Monsters, Inc.



Mike Wazowski (voice of Billy Crystal) and James P. “Sully” Sullivan (voice of John Goodman) could be just a couple of average working Joes if they weren’t their firm’s top grossing employees, the heroes of the plant — and monsters.

You wouldn’t find this odd couple knocking back after-work brewskis in your neighborhood pub. Mike’s a little green man (well, more a green ball with a great big, baby-blue eye, a toothy grin and spindly limbs) who bears a family resemblance (a cousin a few times — and eyes — removed) to his Pixar-animated ancestors, the LGMs of the Toy Story features. Sully’s lineage is a little more down-to-earth: He could be the spotted blue, furry and horned distant relative of their accidental host, the friendly outcast Yeti (voice of John Ratzenburger), who can’t understand why villagers call him the Abominable — not Adorable — Snowman.

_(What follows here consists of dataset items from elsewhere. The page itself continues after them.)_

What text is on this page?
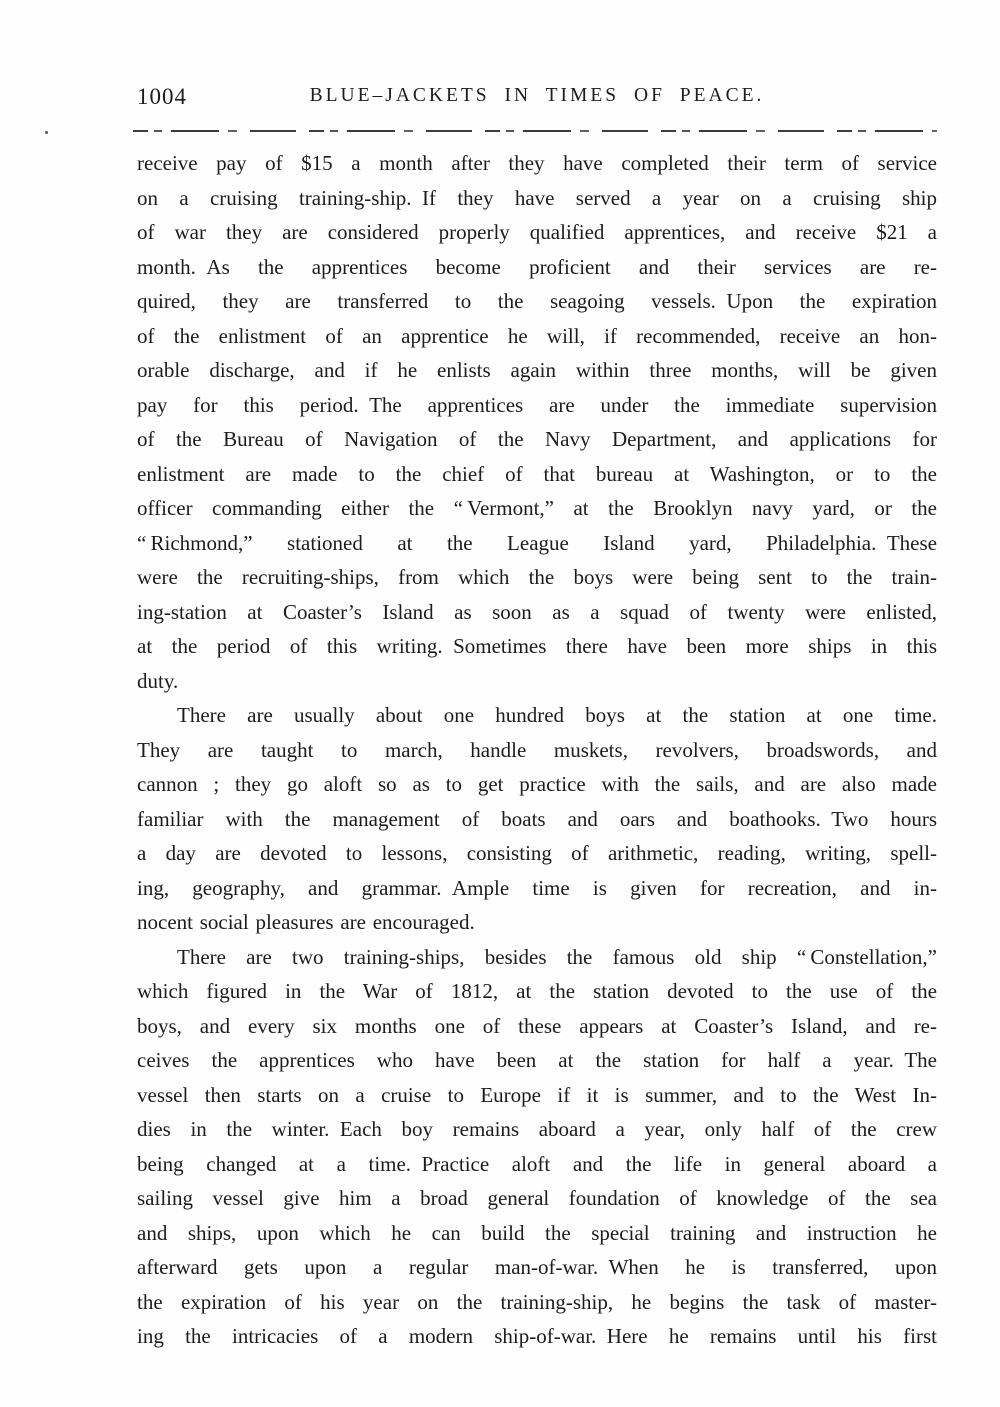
1004	BLUE–JACKETS IN TIMES OF PEACE.
receive pay of $15 a month after they have completed their term of service
on a cruising training-ship. If they have served a year on a cruising ship
of war they are considered properly qualified apprentices, and receive $21 a
month. As the apprentices become proficient and their services are re-
quired, they are transferred to the seagoing vessels. Upon the expiration
of the enlistment of an apprentice he will, if recommended, receive an hon-
orable discharge, and if he enlists again within three months, will be given
pay for this period. The apprentices are under the immediate supervision
of the Bureau of Navigation of the Navy Department, and applications for
enlistment are made to the chief of that bureau at Washington, or to the
officer commanding either the “ Vermont,” at the Brooklyn navy yard, or the
“ Richmond,” stationed at the League Island yard, Philadelphia. These
were the recruiting-ships, from which the boys were being sent to the train-
ing-station at Coaster’s Island as soon as a squad of twenty were enlisted,
at the period of this writing. Sometimes there have been more ships in this
duty.
There are usually about one hundred boys at the station at one time.
They are taught to march, handle muskets, revolvers, broadswords, and
cannon ; they go aloft so as to get practice with the sails, and are also made
familiar with the management of boats and oars and boathooks. Two hours
a day are devoted to lessons, consisting of arithmetic, reading, writing, spell-
ing, geography, and grammar. Ample time is given for recreation, and in-
nocent social pleasures are encouraged.
There are two training-ships, besides the famous old ship “ Constellation,”
which figured in the War of 1812, at the station devoted to the use of the
boys, and every six months one of these appears at Coaster’s Island, and re-
ceives the apprentices who have been at the station for half a year. The
vessel then starts on a cruise to Europe if it is summer, and to the West In-
dies in the winter. Each boy remains aboard a year, only half of the crew
being changed at a time. Practice aloft and the life in general aboard a
sailing vessel give him a broad general foundation of knowledge of the sea
and ships, upon which he can build the special training and instruction he
afterward gets upon a regular man-of-war. When he is transferred, upon
the expiration of his year on the training-ship, he begins the task of master-
ing the intricacies of a modern ship-of-war. Here he remains until his first
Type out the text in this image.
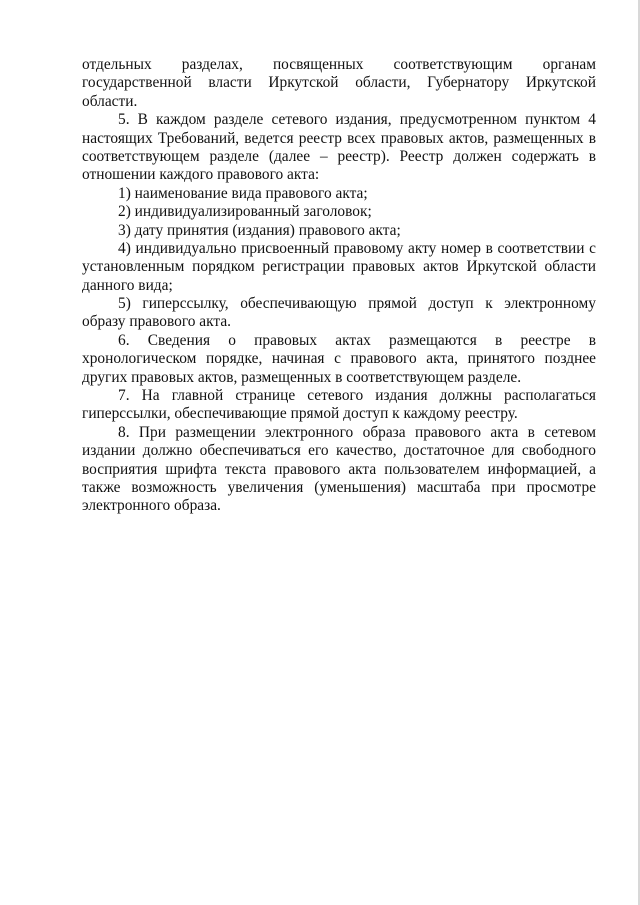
отдельных разделах, посвященных соответствующим органам
государственной власти Иркутской области, Губернатору Иркутской
области.
5. В каждом разделе сетевого издания, предусмотренном пунктом 4
настоящих Требований, ведется реестр всех правовых актов, размещенных в
соответствующем разделе (далее – реестр). Реестр должен содержать в
отношении каждого правового акта:
1) наименование вида правового акта;
2) индивидуализированный заголовок;
3) дату принятия (издания) правового акта;
4) индивидуально присвоенный правовому акту номер в соответствии с
установленным порядком регистрации правовых актов Иркутской области
данного вида;
5) гиперссылку, обеспечивающую прямой доступ к электронному
образу правового акта.
6. Сведения о правовых актах размещаются в реестре в
хронологическом порядке, начиная с правового акта, принятого позднее
других правовых актов, размещенных в соответствующем разделе.
7. На главной странице сетевого издания должны располагаться
гиперссылки, обеспечивающие прямой доступ к каждому реестру.
8. При размещении электронного образа правового акта в сетевом
издании должно обеспечиваться его качество, достаточное для свободного
восприятия шрифта текста правового акта пользователем информацией, а
также возможность увеличения (уменьшения) масштаба при просмотре
электронного образа.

But these characters do more than look funny. The laughs of Monsters, Inc. come from a classic comedy flip of the script that turns the fish-out-of-water story inside out by filling a familiar world with the oddball. Mike and Sully are the animated descendants of zany and completely odd couples from Laurel and Hardy and Abbott and Costello through Brooklyn blue-collar stiffs Ralph Kramden (Jackie Gleason) and Ed Norton (Art Carney) of “The Honeymooners” and their stone-aged cartoon kin “The Flintstones.” Pixar takes full advantage of animation to create the oddest couple of all and has them punch a clock at Monsters, Inc., a plant that powers urban Monstropolis on energy derived from the screams of human children.

The world of Monsters, Inc. is fantastically detailed in image and plot, an Easter-egg hunt of clever visual jokes and allusions — and a melodramatic roller-coaster ride that tear-jerks and thrills. Monsters, Inc. makes great entertainment.